Trying Out a Ride-Sharing Program in Midland, MI
The Whiting Forest Birding Festival extended an invitation to my husband Kevin to teach a nature writing workshop on September 21st in Midland, Michigan. On the morning of his workshop, I decided to try out the city’s bike-sharing program. A bike-share station was located at a city park within a block of our hotel. The ride company Zagster.com required the creation of an account, recording the chosen bike’s number, and unlocking it, all simple steps done from the convenience of my cell phone. The 5-speed bike was heavy but actually moved easier than I expected. A front rack could hold my purse and water bottle.
I decided to check out three trails from the park, but the first exciting feature of this ride was Midland’s famous Tridge. This walking and cycling bridge, an engineering marvel, crosses the junction between the Chippewa River and the Tittabawassee River. Built in 1981, the Tridge is 8 feet wide with three 180’ sections forming a Y. The trail to the left enters the Chippewa City Park and then upon of the recommendation of a Festival participant, I traveled about one mile to the Whiting Overlook. This mountain in the middle of flat land overlooks several ponds with visiting pelicans. By the time I arrived at 9 a.m., the pelicans were gone but the ride to and from the area went through some scenic wooded marshland and prairie remnant fields.
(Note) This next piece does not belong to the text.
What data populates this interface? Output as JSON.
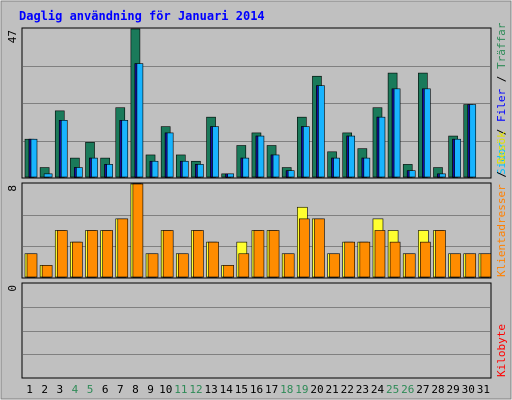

I rode back to the Chippewa Trail and headed west for 3-1/2 miles to the Chippewa Forest Preserve, a county park with 1568 acres and numerous trails, a nature center, a homestead, kayak/canoe launch, and lots of educational programming. Fall colors in the shrubs along the way made for a beautiful ride. The trail travels through extensive and scenic sections of the preserve. A visit to the Nature Center and the Homestead are well worth the time. In the Nature Center, a room with floor-to-ceiling windows provides an overlook, extending over the Chippewa River. Comfortable couches allow anyone to view the river wildlife and foliage. Exhibits detail natural information and also educate viewers on the offerings of the area and its inhabitants. The homestead area immerses the hiker into the 1870s-era homestead, barn, syrup building, a schoolhouse, and a wigwam. On the return trip back to Midland, signage again offers insights into the land, the animals, and the plant life.
Once more at the Tridge, I decide to take a quick ride on the Pere Marquette Rail Trail on the north side of the Tittabawassee River. (This trail’s namesake has ties to the Dubuque area. Father Jacques Marquette floated down the Mississippi with Louis Jolliet in 1673.) Historically, the trail is named after the Flint and Pere Marquette Railway that ran through here in 1857 as a central Michigan rail connecting Flint, Michigan to Lake Michigan on the west. This 22-mile paved Pere Marquette Rail Trail running from Midland to Clare then becomes the 55-mile Pere Marquette State Trail from Clare to Baldwin, which is primarily crushed stone.
The Pere Marquette Rail Trail detour due to bridge construction takes the rider on the city’s lovely West Main Street with grand older homes. In one-half mile, the detour connects to the main trail and travels northwest for 22 miles to the city of Clare. Unfortunately, I only traveled three miles and then returned due to time limitations, yet it is a scenic section. It passes a couple of city parks that line the Tittabawassee River. The Herbert Dow Memorial Museum, Northwood University, and Dow High School all have access to the trail. The tree-lined trail is busy on this Saturday morning with bikers and runners of all ages.
All in all, the ride-share bike trip was a success. When the rider needs to stop, the rear bike tire can be locked and the bike carries a cable to lock onto bike racks. Opening the app and touching the resume button is easy. At the completion of the ride, riders touch the “end ride” button. The cost of the pay-as-you-go plan is $1 for each half hour, so I had a bill of only $5, inexpensive entertainment for over two hours of activity. For more regular users, Zagster.com also has an option of an annual $20 fee. With this method, all trips under two hours are free and then $1 per hour after that. I recommend utilizing bike sharing programs when a rider has to leave his or her bike at home. The well-marked trail system was easy, beautiful, and varied in woodlands, rivers, and activities. Midland, Michigan, is blessed by such a wonderful amenity and the inexpensive Zagster ride-share system.